By Connie Larkman, UCC News Director

Every Thursday at noon, members of the wider United Church of Christ have long been encouraged to join other people of faith in a moment of prayer to remember those who have been victims of sexual or gender-based violence. Wearing black, they make their witness visible, by posting pictures on social media to #ThursdaysinBlack.

“The weekly witness is a reminder that the challenges of gender violence and violence in general are a global problem,” said the Rev. Karen Georgia Thompson, UCC associate general minister, Wider Church Ministries. “Being able to stand in solidarity with the many men and women around the world who continue to be victimized by rape and violence is important. So is the opportunity to raise awareness by sharing what we are doing.”

Thursdays in Black is an international campaign of advocacy and solidarity against all forms of sexual and gender-based violence. Every Thursday for the past three years, UCC participants have joined people around the world wearing black as a symbol of strength and courage, expressing support for victims and survivors of violence, and calling for a world without rape and violence.

The Rev. Elyse Berry, D.Min., #ThursdaysinBlack

Thursdays in Black has been around for decades, first publicized by the World Council of Churches in the 1980s as a form of peaceful protest against rape and violence that seems to increase during wars and conflicts. The UCC is now intentionally re-launching the campaign across the wider church for several reasons.

“As we move through this time of pandemic and sheltering in place, people are spending more time together in a stressful situation. This has alerted advocacy groups to the need to increase awareness and be prepared for possible increases in incidents of sexual and gender based violence,” Thompson said. “We are also aware that there has been increased violence against indigenous women and transgendered persons.”

After shelter-in-place orders because of COVID-19, reports of  violence against women grew.

According to The Economist, domestic violence has increased during coronavirus lockdowns. In American cities, reports during shutdowns increased while other crimes fell. In April, the United Nations called for “urgent action” to combat the worldwide surge.

That’s why Thompson is urging participation in the UCC’s visible, tangible witness in support of and in partnership with the Ecumenical Women at the United Nations and the WCC.

“These partners allow us to amplify our voices in a way that educates about the global problems that are being exacerbated by the pandemic,” she said. “Our collective witness – voices connecting around the world – means that we can strive toward a just world for all.”

Part of that collective witness will take place during General Synod 33 in July. Because of the pandemic, the UCC Board voted to make the 2021 gathering virtual, with a Sunday to Sunday schedule, July 11-18, so the governing body will be in session on Thursday for the first time in many years.

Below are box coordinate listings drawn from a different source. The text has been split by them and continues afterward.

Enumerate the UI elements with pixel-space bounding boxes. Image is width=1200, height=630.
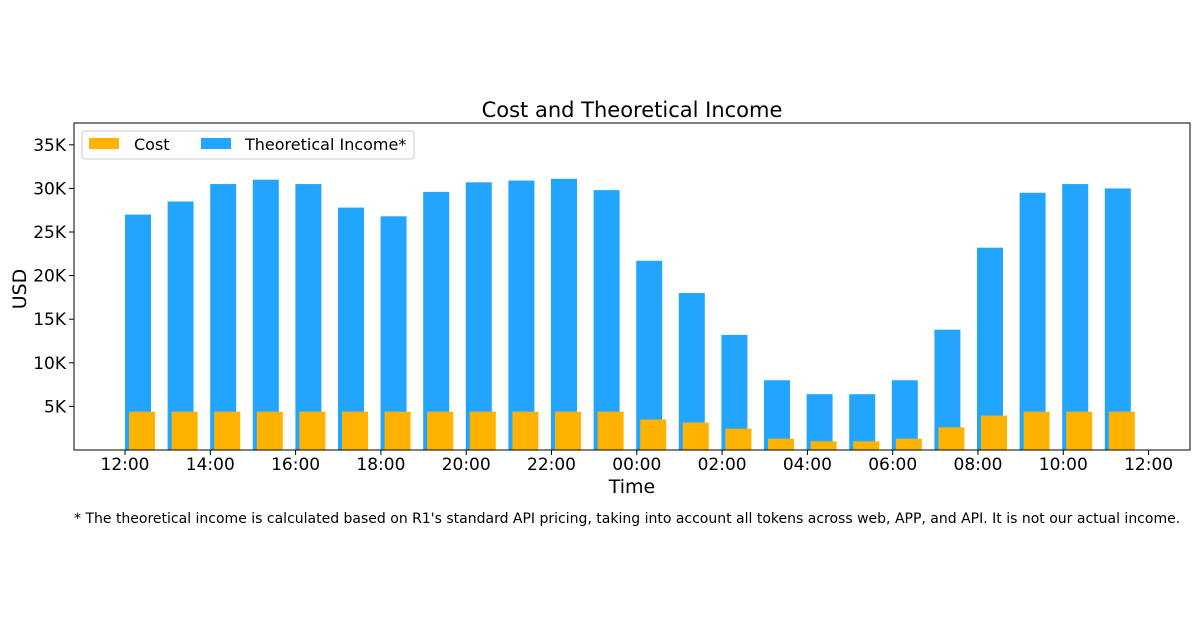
plot-frame [73,122,1191,451]
x-tick-label: 12:00 [1124,455,1173,475]
chart-title: Cost and Theoretical Income [482,98,783,122]
income-bar [380,216,407,450]
cost-bar [640,419,667,450]
y-tick-label: 15K [33,310,67,330]
income-bar [508,180,535,450]
income-bar [764,380,790,450]
x-tick-label: 22:00 [527,455,576,475]
income-bar [636,260,663,450]
y-axis: 5K 10K 15K 20K 25K 30K 35K [33,136,74,417]
cost-bar [725,428,752,450]
cost-bar [597,411,624,450]
x-tick-label: 12:00 [101,455,150,475]
cost-bar [342,411,368,450]
income-bar [295,184,322,451]
bars-layer [125,178,1135,451]
legend-swatch-theoretical-income [201,138,231,149]
cost-bar [768,438,794,450]
y-tick-label: 25K [33,223,67,243]
x-tick-label: 16:00 [271,455,320,475]
y-tick-label: 30K [33,179,67,199]
income-bar [593,190,620,451]
x-axis-label: Time [608,476,656,498]
cost-bar [299,411,326,450]
cost-bar [214,411,241,450]
cost-bar [938,427,965,450]
cost-bar [384,411,411,450]
income-bar [849,394,876,450]
income-bar [167,201,194,450]
y-axis-label: USD [9,269,31,310]
income-bar [423,191,450,450]
x-tick-label: 00:00 [612,455,661,475]
cost-bar [469,411,496,450]
cost-bar [1108,411,1135,450]
cost-bar [1023,411,1050,450]
cost-bar [256,411,283,450]
x-tick-label: 02:00 [698,455,747,475]
x-tick-label: 14:00 [186,455,235,475]
income-bar [1019,192,1046,450]
y-tick-label: 20K [33,267,67,287]
x-tick-label: 20:00 [442,455,491,475]
income-bar [551,178,577,451]
income-bar [891,380,918,450]
cost-bar [555,411,581,450]
footnote: * The theoretical income is calculated b… [74,511,1181,527]
income-bar [210,184,237,451]
income-bar [125,214,151,450]
x-axis: 12:00 14:00 16:00 18:00 20:00 22:00 00:00 02:00… [101,450,1173,475]
income-bar [1062,184,1089,451]
legend-label-theoretical-income: Theoretical Income* [244,135,406,154]
cost-bar [895,438,922,450]
y-tick-label: 5K [44,397,67,417]
cost-bar [1066,411,1093,450]
x-tick-label: 04:00 [783,455,832,475]
cost-bar [853,441,880,450]
income-bar [1104,188,1131,450]
x-tick-label: 06:00 [868,455,917,475]
cost-bar [810,441,837,450]
cost-bar [682,422,709,450]
legend-swatch-cost [89,138,119,149]
x-tick-label: 08:00 [954,455,1003,475]
income-bar [465,182,492,450]
y-tick-label: 10K [33,354,67,374]
cost-bar [171,411,198,450]
x-tick-label: 18:00 [356,455,405,475]
cost-bar [427,411,454,450]
cost-bar [981,415,1007,450]
legend-box [81,130,415,160]
cost-bar [512,411,539,450]
y-tick-label: 35K [33,136,67,156]
income-bar [252,179,279,450]
cost-bar [129,411,155,450]
income-bar [806,394,833,450]
income-bar [338,207,364,450]
x-tick-label: 10:00 [1039,455,1088,475]
legend-label-cost: Cost [134,135,170,154]
legend: Cost Theoretical Income* [81,130,415,160]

The Rev. George Graham, CHHSM vice president #ThursdaysinBlack

“While we know that the campaign will continue well beyond General Synod, this upcoming General Synod provides unique opportunity in the UCC,” Thompson said. “We raised awareness about Thursdays in Black and the related issues of sexual and gender-based violence at prior General Synods and National Youth Event, yet we have not had the opportunity to do so on a Thursday in context of General Synod. General Synod 2021 will be an invitation for the church to participate together in wearing black. We will have an array of offerings for the church to take on this issue together with the world.”

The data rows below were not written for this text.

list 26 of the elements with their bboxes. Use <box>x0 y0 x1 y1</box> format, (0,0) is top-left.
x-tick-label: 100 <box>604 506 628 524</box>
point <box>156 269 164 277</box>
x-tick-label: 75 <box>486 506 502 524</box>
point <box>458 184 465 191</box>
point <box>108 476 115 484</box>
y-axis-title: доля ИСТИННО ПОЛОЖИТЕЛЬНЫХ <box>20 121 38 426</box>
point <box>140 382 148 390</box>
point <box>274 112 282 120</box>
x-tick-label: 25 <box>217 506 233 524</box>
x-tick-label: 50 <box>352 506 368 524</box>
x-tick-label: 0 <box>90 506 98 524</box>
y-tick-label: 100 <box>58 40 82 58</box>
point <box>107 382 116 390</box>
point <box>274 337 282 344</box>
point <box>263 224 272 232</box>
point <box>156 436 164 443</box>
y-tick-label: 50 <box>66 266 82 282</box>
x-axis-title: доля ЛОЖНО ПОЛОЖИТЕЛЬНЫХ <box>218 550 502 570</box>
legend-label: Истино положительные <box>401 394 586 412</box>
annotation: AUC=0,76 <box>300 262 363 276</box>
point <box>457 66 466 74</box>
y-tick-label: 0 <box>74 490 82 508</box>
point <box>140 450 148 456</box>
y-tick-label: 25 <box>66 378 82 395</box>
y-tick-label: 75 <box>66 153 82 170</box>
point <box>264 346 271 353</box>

A Thursdays in Black webpage and a new video from Ecumenical Women at the United Nations invite participation in the campaign. 

“Ecumenical Women at the U.N. led the charge to push the Thursdays in Black campaign and focus on the impact of COVID-19 lockdowns on sexual and gender-based violence,” said Rebekah Choate, UCC associate for global advocacy and education and the denomination’s representative to the U.N. . “We’ve been supporting Thursdays in Black for many years and we hope more people will get involved and work to end rape and violence.”

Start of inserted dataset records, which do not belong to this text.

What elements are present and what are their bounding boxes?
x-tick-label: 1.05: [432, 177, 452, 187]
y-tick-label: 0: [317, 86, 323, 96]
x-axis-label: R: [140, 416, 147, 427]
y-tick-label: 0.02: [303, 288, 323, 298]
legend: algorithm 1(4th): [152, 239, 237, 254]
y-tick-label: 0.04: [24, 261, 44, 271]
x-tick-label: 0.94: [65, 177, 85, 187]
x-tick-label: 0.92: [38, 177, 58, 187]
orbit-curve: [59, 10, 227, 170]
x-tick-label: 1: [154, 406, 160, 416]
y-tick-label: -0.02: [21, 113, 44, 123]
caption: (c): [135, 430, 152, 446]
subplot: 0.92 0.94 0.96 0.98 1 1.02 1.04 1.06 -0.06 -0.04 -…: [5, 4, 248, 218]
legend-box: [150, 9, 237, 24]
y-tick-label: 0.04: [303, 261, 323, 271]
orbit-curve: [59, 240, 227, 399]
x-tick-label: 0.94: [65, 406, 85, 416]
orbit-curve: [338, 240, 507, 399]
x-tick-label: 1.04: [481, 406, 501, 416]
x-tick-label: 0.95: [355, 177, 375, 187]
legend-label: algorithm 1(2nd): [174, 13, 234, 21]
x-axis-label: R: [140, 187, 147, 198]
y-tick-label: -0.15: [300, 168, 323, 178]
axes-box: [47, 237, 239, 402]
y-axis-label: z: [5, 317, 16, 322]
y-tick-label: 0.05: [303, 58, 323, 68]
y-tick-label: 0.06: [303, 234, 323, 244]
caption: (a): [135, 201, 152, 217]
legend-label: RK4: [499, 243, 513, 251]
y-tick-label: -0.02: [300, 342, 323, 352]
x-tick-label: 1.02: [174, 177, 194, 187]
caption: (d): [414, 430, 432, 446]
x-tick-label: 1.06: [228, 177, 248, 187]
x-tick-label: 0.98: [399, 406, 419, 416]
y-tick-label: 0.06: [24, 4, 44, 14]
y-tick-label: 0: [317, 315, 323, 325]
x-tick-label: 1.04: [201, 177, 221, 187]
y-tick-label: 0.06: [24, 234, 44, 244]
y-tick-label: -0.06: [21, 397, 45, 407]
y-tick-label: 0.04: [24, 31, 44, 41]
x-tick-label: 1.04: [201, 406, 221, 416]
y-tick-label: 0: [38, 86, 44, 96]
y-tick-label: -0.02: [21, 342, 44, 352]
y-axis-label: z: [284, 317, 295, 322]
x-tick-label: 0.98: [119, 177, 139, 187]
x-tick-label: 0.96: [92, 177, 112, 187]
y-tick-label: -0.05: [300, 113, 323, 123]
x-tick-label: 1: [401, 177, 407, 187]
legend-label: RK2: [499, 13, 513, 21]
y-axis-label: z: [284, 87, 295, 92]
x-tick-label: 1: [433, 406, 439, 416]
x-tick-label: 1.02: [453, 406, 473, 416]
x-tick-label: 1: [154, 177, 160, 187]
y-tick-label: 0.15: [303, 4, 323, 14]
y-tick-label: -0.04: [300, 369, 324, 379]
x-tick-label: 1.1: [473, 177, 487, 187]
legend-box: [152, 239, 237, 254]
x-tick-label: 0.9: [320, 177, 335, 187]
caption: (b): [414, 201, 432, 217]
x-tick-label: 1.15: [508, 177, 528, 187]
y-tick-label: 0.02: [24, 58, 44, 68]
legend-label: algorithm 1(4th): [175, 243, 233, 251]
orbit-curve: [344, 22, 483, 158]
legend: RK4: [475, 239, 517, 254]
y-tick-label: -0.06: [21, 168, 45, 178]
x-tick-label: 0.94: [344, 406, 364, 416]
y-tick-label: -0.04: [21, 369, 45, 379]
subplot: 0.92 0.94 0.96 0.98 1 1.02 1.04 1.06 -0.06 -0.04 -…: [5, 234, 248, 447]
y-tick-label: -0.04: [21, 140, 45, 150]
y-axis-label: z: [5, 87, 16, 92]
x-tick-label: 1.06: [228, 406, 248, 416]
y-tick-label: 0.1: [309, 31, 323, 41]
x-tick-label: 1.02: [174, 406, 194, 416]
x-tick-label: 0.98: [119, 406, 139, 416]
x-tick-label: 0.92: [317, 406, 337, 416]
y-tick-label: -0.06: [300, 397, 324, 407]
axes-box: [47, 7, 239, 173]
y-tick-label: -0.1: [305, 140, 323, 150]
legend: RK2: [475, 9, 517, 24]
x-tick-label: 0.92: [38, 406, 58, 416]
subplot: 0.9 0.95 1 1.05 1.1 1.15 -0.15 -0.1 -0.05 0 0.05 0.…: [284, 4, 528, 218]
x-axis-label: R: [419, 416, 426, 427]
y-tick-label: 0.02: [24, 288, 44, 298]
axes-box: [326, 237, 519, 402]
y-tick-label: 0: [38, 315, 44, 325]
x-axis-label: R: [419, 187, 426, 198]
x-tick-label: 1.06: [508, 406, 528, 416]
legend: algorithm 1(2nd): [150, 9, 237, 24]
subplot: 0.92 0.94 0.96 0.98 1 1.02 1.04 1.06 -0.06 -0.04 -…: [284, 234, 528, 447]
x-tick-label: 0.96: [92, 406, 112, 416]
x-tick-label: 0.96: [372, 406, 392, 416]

It’s easy to get involved in #ThursdaysinBlack  – just Pause, Pray, Post, Pledge.

  • Pause for a moment on Thursdays at noon to remember those who have died from sexual or gender-based violence.
  • Pray to stand with them. “We see you. You are not forgotten.”
  • Post prayers and photos on social media using the hashtag #ThursdaysinBlack.
  • Pledge to support the global movement to end the violence, with resistance, accompaniment and solidarity.

As Thompson said, “We all have a responsibility to speak out against violence, to ensure that everyone is safe from rape and violence in homes, schools, work, streets – in all places in our societies.”